Add to the documentation of SymmetricTensor::operator*.

include/deal.II/base/symmetric_tensor.h

@@ -885,20 +885,46 @@ class SymmetricTensor
    * be a double contraction over two indices, while it is defined as a single
    * contraction over only one index for regular <tt>Tensor</tt> objects. For
    * symmetric tensors it therefore acts in a way that is commonly denoted by
-   * a "colon multiplication" in the mathematical literature.
+   * a "colon multiplication" in the mathematical literature (the two dots of
+   * the colon suggesting that it is a contraction over two indices), which
+   * corresponds to a scalar product between tensors.
    *
-   * There are global functions <tt>double_contract</tt> that do the same work
-   * as this operator, but rather than returning the result as a return value,
-   * they write it into the first argument to the function.
+   * It is worth pointing out that this definition of `operator*` between
+   * symmetric tensors is different to how the (in general non-symmetric)
+   * Tensor class defines `operator*`, namely as the single-contraction
+   * product over the last index of the first operand and the first index of
+   * the second operand. For the double contraction of Tensor objects,
+   * you will need to use the `double_contract()` function.
+   *
+   * To maintain at least a modicum of resemblance between the interfaces
+   * of Tensor and SymmetricTensor, there are also global functions
+   * double_contract() for symmetric tensors that then do the same work
+   * as this operator.
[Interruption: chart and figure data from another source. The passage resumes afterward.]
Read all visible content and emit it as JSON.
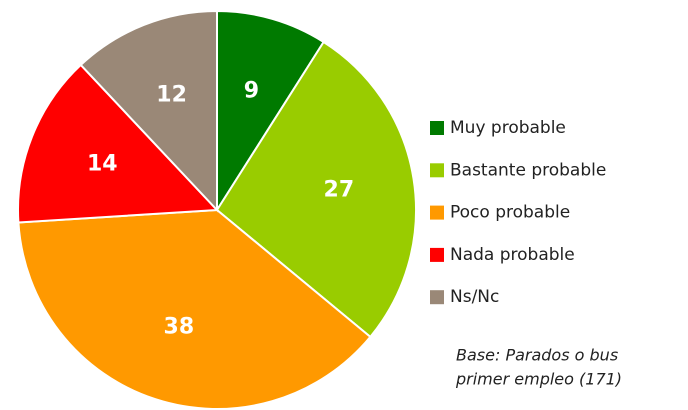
{
  "chart_data": {
    "type": "pie",
    "categories": [
      "Muy probable",
      "Bastante probable",
      "Poco probable",
      "Nada probable",
      "Ns/Nc"
    ],
    "values": [
      9,
      27,
      38,
      14,
      12
    ],
    "colors": [
      "#007a00",
      "#99cc00",
      "#ff9900",
      "#ff0000",
      "#9a8877"
    ],
    "note": [
      "Base: Parados o bus",
      "primer empleo (171)"
    ]
  }
}
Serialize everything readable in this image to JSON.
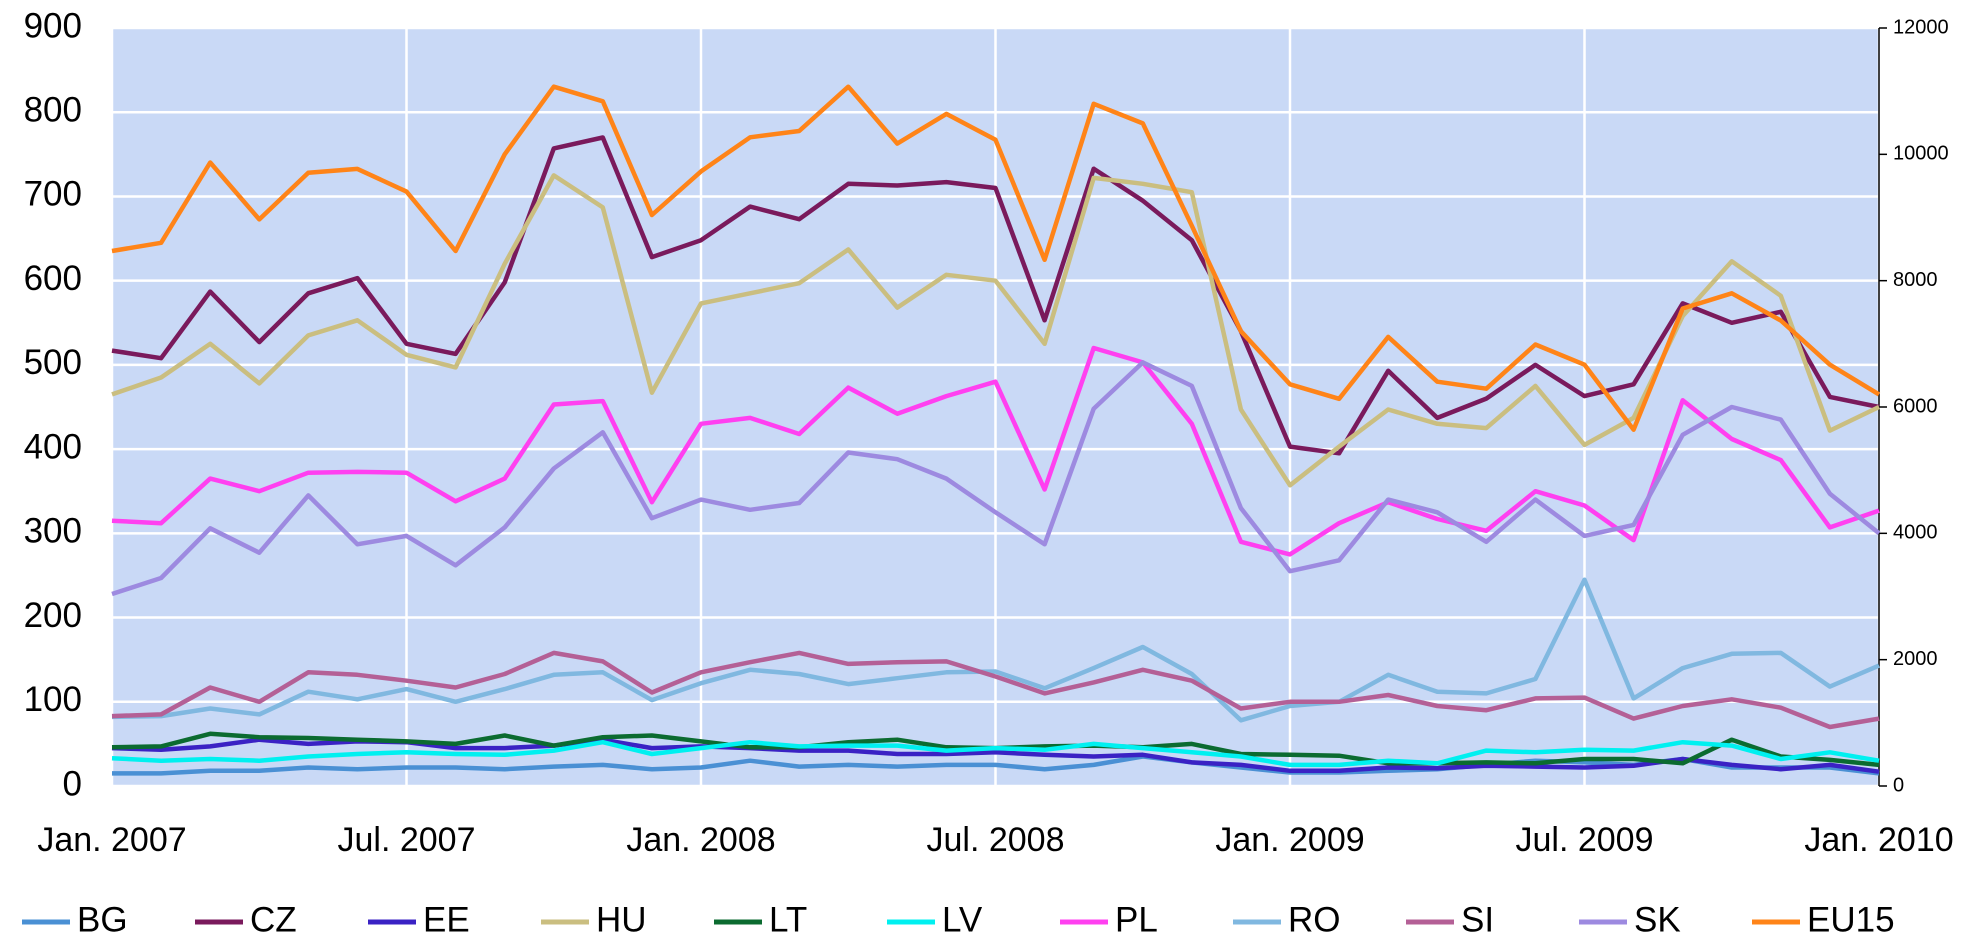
{
  "chart_data": {
    "type": "line",
    "categories": [
      "Jan. 2007",
      null,
      null,
      null,
      null,
      null,
      "Jul. 2007",
      null,
      null,
      null,
      null,
      null,
      "Jan. 2008",
      null,
      null,
      null,
      null,
      null,
      "Jul. 2008",
      null,
      null,
      null,
      null,
      null,
      "Jan. 2009",
      null,
      null,
      null,
      null,
      null,
      "Jul. 2009",
      null,
      null,
      null,
      null,
      null,
      "Jan. 2010"
    ],
    "ylim": [
      0,
      900
    ],
    "yticks": [
      0,
      100,
      200,
      300,
      400,
      500,
      600,
      700,
      800,
      900
    ],
    "y2lim": [
      0,
      12000
    ],
    "y2ticks": [
      0,
      2000,
      4000,
      6000,
      8000,
      10000,
      12000
    ],
    "grid": true,
    "legend": "bottom",
    "series": [
      {
        "name": "BG",
        "color": "#4a90d4",
        "values": [
          15,
          15,
          18,
          18,
          22,
          20,
          22,
          22,
          20,
          23,
          25,
          20,
          22,
          30,
          23,
          25,
          23,
          25,
          25,
          20,
          25,
          35,
          28,
          22,
          16,
          16,
          18,
          20,
          25,
          30,
          28,
          25,
          32,
          22,
          22,
          22,
          15
        ]
      },
      {
        "name": "CZ",
        "color": "#7a1a5c",
        "values": [
          517,
          508,
          587,
          527,
          585,
          603,
          525,
          513,
          598,
          757,
          770,
          628,
          648,
          688,
          673,
          715,
          713,
          717,
          710,
          553,
          733,
          695,
          648,
          540,
          403,
          395,
          493,
          437,
          460,
          500,
          463,
          477,
          573,
          550,
          563,
          462,
          450
        ]
      },
      {
        "name": "EE",
        "color": "#3a22c4",
        "values": [
          45,
          43,
          47,
          55,
          50,
          53,
          52,
          45,
          45,
          48,
          55,
          45,
          47,
          45,
          42,
          42,
          38,
          38,
          40,
          37,
          35,
          37,
          28,
          25,
          18,
          18,
          22,
          21,
          24,
          23,
          22,
          24,
          32,
          25,
          20,
          25,
          17
        ]
      },
      {
        "name": "HU",
        "color": "#cabe80",
        "values": [
          465,
          485,
          525,
          478,
          535,
          553,
          512,
          497,
          620,
          725,
          687,
          467,
          573,
          585,
          597,
          637,
          568,
          607,
          600,
          525,
          722,
          715,
          705,
          447,
          357,
          403,
          447,
          430,
          425,
          475,
          405,
          437,
          558,
          623,
          582,
          422,
          450
        ]
      },
      {
        "name": "LT",
        "color": "#0b6b30",
        "values": [
          46,
          47,
          62,
          58,
          57,
          55,
          53,
          50,
          60,
          48,
          58,
          60,
          53,
          46,
          46,
          52,
          55,
          46,
          45,
          47,
          48,
          46,
          50,
          38,
          37,
          36,
          27,
          27,
          28,
          27,
          32,
          32,
          27,
          55,
          35,
          31,
          25
        ]
      },
      {
        "name": "LV",
        "color": "#00f0f0",
        "values": [
          33,
          30,
          32,
          30,
          35,
          38,
          40,
          38,
          37,
          42,
          52,
          38,
          45,
          52,
          47,
          48,
          48,
          42,
          45,
          43,
          50,
          45,
          40,
          35,
          25,
          25,
          30,
          27,
          42,
          40,
          43,
          42,
          52,
          48,
          32,
          40,
          30
        ]
      },
      {
        "name": "PL",
        "color": "#ff40f0",
        "values": [
          315,
          312,
          365,
          350,
          372,
          373,
          372,
          338,
          365,
          453,
          457,
          337,
          430,
          437,
          418,
          473,
          442,
          463,
          480,
          352,
          520,
          503,
          430,
          290,
          275,
          312,
          337,
          317,
          303,
          350,
          333,
          292,
          458,
          412,
          387,
          307,
          327
        ]
      },
      {
        "name": "RO",
        "color": "#80b8e0",
        "values": [
          82,
          83,
          92,
          85,
          112,
          103,
          115,
          100,
          115,
          132,
          135,
          102,
          122,
          138,
          133,
          121,
          128,
          135,
          136,
          116,
          140,
          165,
          133,
          78,
          95,
          100,
          132,
          112,
          110,
          127,
          245,
          104,
          140,
          157,
          158,
          118,
          143
        ]
      },
      {
        "name": "SI",
        "color": "#b46096",
        "values": [
          83,
          85,
          117,
          100,
          135,
          132,
          125,
          117,
          133,
          158,
          148,
          111,
          135,
          147,
          158,
          145,
          147,
          148,
          130,
          110,
          123,
          138,
          125,
          92,
          100,
          100,
          108,
          95,
          90,
          104,
          105,
          80,
          95,
          103,
          93,
          70,
          80
        ]
      },
      {
        "name": "SK",
        "color": "#9d8ae0",
        "values": [
          228,
          247,
          306,
          277,
          345,
          287,
          297,
          262,
          307,
          377,
          420,
          318,
          340,
          328,
          336,
          396,
          388,
          365,
          325,
          287,
          448,
          503,
          475,
          330,
          255,
          268,
          340,
          325,
          290,
          340,
          297,
          310,
          417,
          450,
          435,
          347,
          300
        ]
      },
      {
        "name": "EU15",
        "color": "#ff8418",
        "axis": "y2",
        "values": [
          8470,
          8600,
          9870,
          8970,
          9710,
          9770,
          9410,
          8470,
          10000,
          11070,
          10840,
          9040,
          9730,
          10270,
          10370,
          11070,
          10170,
          10640,
          10230,
          8330,
          10800,
          10490,
          8870,
          7200,
          6360,
          6130,
          7110,
          6400,
          6290,
          6990,
          6670,
          5640,
          7560,
          7800,
          7370,
          6670,
          6200
        ]
      }
    ]
  }
}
However, rather than returning the result as a return
+   * value, they write it into the first argument to the function in the same
+   * way as the corresponding functions for the Tensor class do things.
+   *
+   * @note The origin of the difference in how `operator*()` is implemented between
+   *   Tensor and SymmetricTensor is that for the former, the product between
+   *   two Tensor objects of same rank and dimension results in another Tensor
+   *   object -- that it, `operator*()` corresponds to the multiplicative group
+   *   action within the group of tensors. On the other hand, there is no
+   *   corresponding multiplicative group action with the set of symmetric
+   *   tensors because, in general, the product of two symmetric tensors is a
+   *   *nonsymmetric* tensor. As a consequence, for a mathematician, it is clear
+   *   that `operator*()` for symmetric tensors must have a different meaning:
+   *   namely the *dot* or *scalar product* that maps two symmetric tensors of
+   *   rank 2 to a scalar. This corresponds to the double-dot (colon) operator
+   *   whose meaning is then extended to the product of any two even-ranked
+   *   symmetric tensors.
    */
   template <typename OtherNumber>
   DEAL_II_CONSTEXPR typename internal::SymmetricTensorAccessors::
     double_contraction_result<rank_, 2, dim, Number, OtherNumber>::type
     operator*(const SymmetricTensor<2, dim, OtherNumber> &s) const;
 
   /**
-   * Contraction over two indices of the present object with the rank-4
-   * symmetric tensor given as argument.
+   * Contraction over the last two indices of the present object with the first
+   * two indices of the rank-4 symmetric tensor given as argument.
    */
   template <typename OtherNumber>
   DEAL_II_CONSTEXPR typename internal::SymmetricTensorAccessors::

include/deal.II/base/tensor.h

@@ -2282,7 +2282,8 @@ inline constexpr DEAL_II_ALWAYS_INLINE
 
 
 /**
- * The dot product (single contraction) for tensors: Return a tensor of rank
+ * The dot product (single contraction) for tensors. This function return a
+ * tensor of rank
  * $(\text{rank}_1 + \text{rank}_2 - 2)$ that is the contraction of the last
  * index of a tensor @p src1 of rank @p rank_1 with the first index of a
  * tensor @p src2 of rank @p rank_2:
@@ -2295,11 +2296,24 @@ inline constexpr DEAL_II_ALWAYS_INLINE
  *
  * @note For the Tensor class, the multiplication operator only performs a
  * contraction over a single pair of indices. This is in contrast to the
- * multiplication operator for SymmetricTensor, which does the double
- * contraction.
- *
- * @note In case the contraction yields a tensor of rank 0 the scalar number
- * is returned as an unwrapped number type.
+ * multiplication operator for SymmetricTensor, for which the corresponding
+ * `operator*()` performs a double contraction.  The origin of the difference in
+ * how `operator*()` is implemented between Tensor and SymmetricTensor is that
+ * for the former, the product between two Tensor objects of same rank and
+ * dimension results in another Tensor object -- that it, `operator*()`
+ * corresponds to the multiplicative group action within the group of tensors.
+ * On the other hand, there is no corresponding multiplicative group action with
+ * the set of symmetric tensors because, in general, the product of two
+ * symmetric tensors is a *nonsymmetric* tensor. As a consequence, for a
+ * mathematician, it is clear that `operator*()` for symmetric tensors must have
+ * a different meaning: namely the *dot* or *scalar product* that maps two
+ * symmetric tensors of rank 2 to a scalar. This corresponds to the double-dot
+ * (colon) operator whose meaning is then extended to the product of any two
+ * even-ranked symmetric tensors.
+ *
+ * @note In case the contraction yields a tensor of rank 0, that is, if
+ *   `rank_1==rank_2==1`, then a scalar number is returned as an unwrapped
+ *   number type.
  *
  * @relatesalso Tensor
  */